2 Texan Lawmakers Propose To Solve Issues Of Ammo Shortage

Two Republican state lawmakers in Texas propose establishing a Texas Ammunition Manufacturing Facility as an office within the state’s Department of Public Safety.

Noting a shortage in the supply of ammunition and soaring prices amid growing crime, state Sen. Pete Flores sponsored a bill in the Texas Senate (SB 1851) and state Rep. Ellen Troxclair sponsored a companion bill in the Texas House (HB 3539).

“Law enforcement has found it difficult in recent years to find sufficient supplies of ammunition or afford what is available,” Troxclair said in a prepared statement. “This adversely affects their ability to train and adequately respond to public safety needs, including mass shootings.”

Under the legislation, the Texas Department of Public Safety would authorize a public-private partnership for the construction and operation of an ammunition manufacturing facility. No taxpayer funds would be spent, the legislation specifies.

Flores and Troxclair, the sponsors, contend that the facility would be able to manufacture lower-cost, quality ammunition for use by law enforcement and the public.

Sales tax revenue from the sale of ammunition would be dedicated to law enforcement training, school safety, and facility operations, according to the bill.
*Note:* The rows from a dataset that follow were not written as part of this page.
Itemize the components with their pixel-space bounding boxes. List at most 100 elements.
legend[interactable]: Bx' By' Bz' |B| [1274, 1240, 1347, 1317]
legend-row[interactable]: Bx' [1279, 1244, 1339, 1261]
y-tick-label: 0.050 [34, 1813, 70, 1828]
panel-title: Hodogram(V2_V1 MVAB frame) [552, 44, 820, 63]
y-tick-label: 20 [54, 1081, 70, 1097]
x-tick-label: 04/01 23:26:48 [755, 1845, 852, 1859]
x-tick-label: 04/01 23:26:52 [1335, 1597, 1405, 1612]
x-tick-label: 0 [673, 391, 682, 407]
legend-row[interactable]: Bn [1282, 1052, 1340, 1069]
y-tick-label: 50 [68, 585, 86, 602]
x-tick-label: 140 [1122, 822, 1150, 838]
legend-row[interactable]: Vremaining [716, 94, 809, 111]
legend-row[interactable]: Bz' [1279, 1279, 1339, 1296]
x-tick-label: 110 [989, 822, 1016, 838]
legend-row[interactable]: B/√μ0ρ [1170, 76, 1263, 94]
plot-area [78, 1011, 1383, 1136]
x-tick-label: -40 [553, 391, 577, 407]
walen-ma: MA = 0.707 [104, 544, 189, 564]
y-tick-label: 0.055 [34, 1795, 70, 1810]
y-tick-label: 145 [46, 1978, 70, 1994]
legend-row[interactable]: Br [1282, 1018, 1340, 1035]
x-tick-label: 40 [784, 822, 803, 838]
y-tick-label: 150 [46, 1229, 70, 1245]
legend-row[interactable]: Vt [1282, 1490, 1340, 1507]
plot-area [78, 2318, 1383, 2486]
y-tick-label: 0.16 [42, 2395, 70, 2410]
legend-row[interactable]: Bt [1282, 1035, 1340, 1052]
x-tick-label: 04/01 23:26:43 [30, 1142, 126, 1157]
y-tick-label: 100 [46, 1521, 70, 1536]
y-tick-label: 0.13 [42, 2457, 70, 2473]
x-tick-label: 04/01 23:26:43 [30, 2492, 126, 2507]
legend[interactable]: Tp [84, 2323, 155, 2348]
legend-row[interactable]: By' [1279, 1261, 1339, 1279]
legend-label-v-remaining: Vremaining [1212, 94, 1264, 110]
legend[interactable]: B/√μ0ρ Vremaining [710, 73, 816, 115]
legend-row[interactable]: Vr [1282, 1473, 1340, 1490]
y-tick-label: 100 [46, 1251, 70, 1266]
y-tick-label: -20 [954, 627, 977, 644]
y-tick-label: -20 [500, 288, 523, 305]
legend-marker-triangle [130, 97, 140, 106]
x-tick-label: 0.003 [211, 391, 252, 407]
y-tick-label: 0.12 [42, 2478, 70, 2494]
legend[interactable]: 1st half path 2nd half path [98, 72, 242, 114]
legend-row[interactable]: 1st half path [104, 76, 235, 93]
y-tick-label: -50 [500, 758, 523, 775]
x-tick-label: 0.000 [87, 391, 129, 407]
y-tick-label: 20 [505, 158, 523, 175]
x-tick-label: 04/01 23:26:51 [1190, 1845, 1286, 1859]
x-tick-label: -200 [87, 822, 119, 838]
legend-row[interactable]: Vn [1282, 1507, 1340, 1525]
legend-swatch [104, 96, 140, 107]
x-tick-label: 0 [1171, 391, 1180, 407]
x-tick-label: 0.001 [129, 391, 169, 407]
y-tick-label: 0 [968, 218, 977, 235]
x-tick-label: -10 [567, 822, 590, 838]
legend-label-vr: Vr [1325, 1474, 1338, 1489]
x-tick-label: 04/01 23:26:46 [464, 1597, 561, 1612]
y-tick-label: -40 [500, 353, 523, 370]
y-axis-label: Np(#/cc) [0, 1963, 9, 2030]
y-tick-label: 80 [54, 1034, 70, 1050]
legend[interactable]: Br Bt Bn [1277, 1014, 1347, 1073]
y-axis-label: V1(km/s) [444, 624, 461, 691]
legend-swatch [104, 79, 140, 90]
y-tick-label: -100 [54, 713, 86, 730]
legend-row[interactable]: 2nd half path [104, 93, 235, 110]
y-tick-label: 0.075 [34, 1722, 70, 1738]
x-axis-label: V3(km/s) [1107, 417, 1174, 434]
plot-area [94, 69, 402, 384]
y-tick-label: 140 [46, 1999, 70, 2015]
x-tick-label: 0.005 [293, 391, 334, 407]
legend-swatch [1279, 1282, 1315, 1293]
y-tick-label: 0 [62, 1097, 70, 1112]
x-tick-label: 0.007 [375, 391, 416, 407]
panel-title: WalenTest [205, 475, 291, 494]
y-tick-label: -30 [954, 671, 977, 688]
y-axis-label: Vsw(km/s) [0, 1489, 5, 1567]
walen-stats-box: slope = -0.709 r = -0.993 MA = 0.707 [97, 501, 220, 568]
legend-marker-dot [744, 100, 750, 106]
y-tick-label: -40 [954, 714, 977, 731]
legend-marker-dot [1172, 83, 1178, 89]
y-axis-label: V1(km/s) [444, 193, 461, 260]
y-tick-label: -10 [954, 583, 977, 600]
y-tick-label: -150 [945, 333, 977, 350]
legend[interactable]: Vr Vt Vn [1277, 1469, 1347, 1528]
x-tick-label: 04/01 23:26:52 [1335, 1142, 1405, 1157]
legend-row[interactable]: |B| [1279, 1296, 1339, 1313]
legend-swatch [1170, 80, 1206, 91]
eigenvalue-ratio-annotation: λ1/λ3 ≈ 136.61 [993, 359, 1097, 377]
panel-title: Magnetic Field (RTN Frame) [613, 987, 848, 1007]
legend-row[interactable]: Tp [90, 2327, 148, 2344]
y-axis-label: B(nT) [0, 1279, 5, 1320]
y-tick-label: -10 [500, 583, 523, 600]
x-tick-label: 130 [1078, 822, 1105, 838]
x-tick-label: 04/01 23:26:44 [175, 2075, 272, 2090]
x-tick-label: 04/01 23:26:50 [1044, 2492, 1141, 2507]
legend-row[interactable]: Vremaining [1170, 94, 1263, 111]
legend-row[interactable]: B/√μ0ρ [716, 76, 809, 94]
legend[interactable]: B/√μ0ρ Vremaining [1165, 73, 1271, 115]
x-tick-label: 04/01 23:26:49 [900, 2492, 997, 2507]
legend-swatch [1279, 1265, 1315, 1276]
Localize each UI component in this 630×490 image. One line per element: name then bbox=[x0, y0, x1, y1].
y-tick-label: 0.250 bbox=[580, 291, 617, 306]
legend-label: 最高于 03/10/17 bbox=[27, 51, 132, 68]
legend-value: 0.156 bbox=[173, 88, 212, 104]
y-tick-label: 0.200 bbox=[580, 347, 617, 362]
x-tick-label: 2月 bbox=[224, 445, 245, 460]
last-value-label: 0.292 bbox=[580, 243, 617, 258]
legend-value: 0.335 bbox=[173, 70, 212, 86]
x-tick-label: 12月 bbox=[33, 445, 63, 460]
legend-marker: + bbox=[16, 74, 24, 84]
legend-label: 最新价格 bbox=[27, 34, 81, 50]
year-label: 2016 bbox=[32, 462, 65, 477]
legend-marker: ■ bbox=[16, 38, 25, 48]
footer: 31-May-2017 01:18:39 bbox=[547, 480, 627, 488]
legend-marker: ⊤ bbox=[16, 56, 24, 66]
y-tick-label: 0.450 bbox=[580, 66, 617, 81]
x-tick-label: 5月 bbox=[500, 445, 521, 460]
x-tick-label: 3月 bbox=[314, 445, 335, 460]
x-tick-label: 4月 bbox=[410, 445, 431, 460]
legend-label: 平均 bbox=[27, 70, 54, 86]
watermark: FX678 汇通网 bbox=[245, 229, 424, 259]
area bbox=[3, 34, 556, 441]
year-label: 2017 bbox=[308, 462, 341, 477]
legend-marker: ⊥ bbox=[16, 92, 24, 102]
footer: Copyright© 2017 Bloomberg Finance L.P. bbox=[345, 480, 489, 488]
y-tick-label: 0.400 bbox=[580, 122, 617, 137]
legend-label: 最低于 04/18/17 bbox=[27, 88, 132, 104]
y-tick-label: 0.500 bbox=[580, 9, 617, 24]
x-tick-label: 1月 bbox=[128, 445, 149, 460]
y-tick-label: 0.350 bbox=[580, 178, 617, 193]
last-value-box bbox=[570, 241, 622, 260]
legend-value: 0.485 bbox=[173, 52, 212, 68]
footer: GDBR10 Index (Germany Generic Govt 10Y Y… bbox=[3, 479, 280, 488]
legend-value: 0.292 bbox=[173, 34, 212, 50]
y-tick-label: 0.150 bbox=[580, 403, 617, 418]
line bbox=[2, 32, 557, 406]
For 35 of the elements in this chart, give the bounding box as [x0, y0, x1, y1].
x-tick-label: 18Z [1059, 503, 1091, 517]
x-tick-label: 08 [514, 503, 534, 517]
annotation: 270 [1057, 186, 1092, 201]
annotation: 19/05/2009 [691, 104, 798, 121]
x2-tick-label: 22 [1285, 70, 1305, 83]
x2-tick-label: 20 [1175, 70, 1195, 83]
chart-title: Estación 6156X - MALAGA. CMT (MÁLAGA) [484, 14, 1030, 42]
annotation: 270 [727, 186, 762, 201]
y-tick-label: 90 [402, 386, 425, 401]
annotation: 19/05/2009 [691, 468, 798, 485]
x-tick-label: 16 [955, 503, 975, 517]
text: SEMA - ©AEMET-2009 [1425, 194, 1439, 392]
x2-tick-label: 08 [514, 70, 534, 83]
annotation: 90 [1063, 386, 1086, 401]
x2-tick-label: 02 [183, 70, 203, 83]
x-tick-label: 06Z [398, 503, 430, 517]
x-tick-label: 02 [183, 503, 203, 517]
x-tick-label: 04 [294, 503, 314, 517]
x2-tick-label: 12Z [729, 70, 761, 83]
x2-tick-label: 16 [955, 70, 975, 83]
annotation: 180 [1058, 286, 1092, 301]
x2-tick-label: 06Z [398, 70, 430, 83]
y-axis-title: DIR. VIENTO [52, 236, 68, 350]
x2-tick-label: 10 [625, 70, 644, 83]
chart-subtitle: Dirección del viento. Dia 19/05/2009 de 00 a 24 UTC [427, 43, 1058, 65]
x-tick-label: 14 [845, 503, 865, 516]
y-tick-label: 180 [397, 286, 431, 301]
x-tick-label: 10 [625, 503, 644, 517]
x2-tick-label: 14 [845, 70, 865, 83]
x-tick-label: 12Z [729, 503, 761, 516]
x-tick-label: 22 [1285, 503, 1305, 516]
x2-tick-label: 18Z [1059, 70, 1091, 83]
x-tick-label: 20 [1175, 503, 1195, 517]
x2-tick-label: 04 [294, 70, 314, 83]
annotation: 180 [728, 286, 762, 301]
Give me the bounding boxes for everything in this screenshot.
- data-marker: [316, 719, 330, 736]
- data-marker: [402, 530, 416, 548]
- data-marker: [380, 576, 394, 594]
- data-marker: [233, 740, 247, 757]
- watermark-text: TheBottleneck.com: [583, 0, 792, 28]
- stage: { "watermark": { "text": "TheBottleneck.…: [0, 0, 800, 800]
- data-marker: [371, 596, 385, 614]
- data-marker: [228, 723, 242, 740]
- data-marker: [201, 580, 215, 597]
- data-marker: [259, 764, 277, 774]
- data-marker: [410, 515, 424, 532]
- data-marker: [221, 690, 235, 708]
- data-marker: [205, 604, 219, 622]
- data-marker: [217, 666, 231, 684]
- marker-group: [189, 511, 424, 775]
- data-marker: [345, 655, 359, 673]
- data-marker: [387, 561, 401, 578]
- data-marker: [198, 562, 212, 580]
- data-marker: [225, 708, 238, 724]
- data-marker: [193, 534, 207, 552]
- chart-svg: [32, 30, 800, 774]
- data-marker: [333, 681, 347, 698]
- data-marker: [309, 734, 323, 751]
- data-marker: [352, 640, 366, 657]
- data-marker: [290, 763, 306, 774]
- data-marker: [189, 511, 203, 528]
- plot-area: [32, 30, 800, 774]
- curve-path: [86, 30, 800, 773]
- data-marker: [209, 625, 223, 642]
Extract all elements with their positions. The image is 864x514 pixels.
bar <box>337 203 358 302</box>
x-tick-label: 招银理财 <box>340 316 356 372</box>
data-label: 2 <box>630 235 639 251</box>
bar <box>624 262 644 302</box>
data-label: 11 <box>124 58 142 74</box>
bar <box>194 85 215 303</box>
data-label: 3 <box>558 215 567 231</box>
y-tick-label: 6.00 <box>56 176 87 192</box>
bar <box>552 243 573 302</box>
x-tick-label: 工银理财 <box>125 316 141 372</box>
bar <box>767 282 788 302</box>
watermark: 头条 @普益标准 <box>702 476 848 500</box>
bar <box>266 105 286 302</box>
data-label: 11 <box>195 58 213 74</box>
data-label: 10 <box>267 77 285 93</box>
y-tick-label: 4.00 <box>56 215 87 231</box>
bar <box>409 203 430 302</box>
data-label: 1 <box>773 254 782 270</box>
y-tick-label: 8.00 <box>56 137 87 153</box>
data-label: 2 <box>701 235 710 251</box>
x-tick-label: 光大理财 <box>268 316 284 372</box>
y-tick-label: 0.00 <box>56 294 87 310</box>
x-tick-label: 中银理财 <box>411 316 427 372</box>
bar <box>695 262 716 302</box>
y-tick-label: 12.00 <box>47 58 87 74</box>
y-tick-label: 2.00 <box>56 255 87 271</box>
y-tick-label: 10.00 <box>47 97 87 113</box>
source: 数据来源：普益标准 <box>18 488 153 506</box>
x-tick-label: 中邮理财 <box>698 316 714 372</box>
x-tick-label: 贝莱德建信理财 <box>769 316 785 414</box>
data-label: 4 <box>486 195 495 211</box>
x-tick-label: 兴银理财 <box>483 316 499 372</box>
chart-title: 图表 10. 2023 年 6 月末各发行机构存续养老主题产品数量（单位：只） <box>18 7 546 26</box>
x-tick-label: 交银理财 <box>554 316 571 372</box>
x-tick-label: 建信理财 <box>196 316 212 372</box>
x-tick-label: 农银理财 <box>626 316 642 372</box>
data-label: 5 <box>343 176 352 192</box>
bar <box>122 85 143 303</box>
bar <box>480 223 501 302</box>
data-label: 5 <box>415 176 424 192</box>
The facility would be authorized to sell ammunition directly to law enforcement without charging sales tax. It also would sell ammo to distributors and retailers with no sales tax exemption, but would not sell directly to consumers.

Most U.S. ammunition is manufactured by two companies—Winchester and Remington—under various brand names, according to an information sheet covering “frequently asked questions” on the bill.

The FAQ sheet responds to a question about government involvement by answering: “When it comes to ammunition, the free market has failed us.”

It adds: “Winchester currently has a 10-year contract to operate a federal ammunition plant in Missouri. There have been many other examples over the years.”

The two sponsors also contend that their bill would minimize the impact on the private sector by prohibiting sales directly to consumers.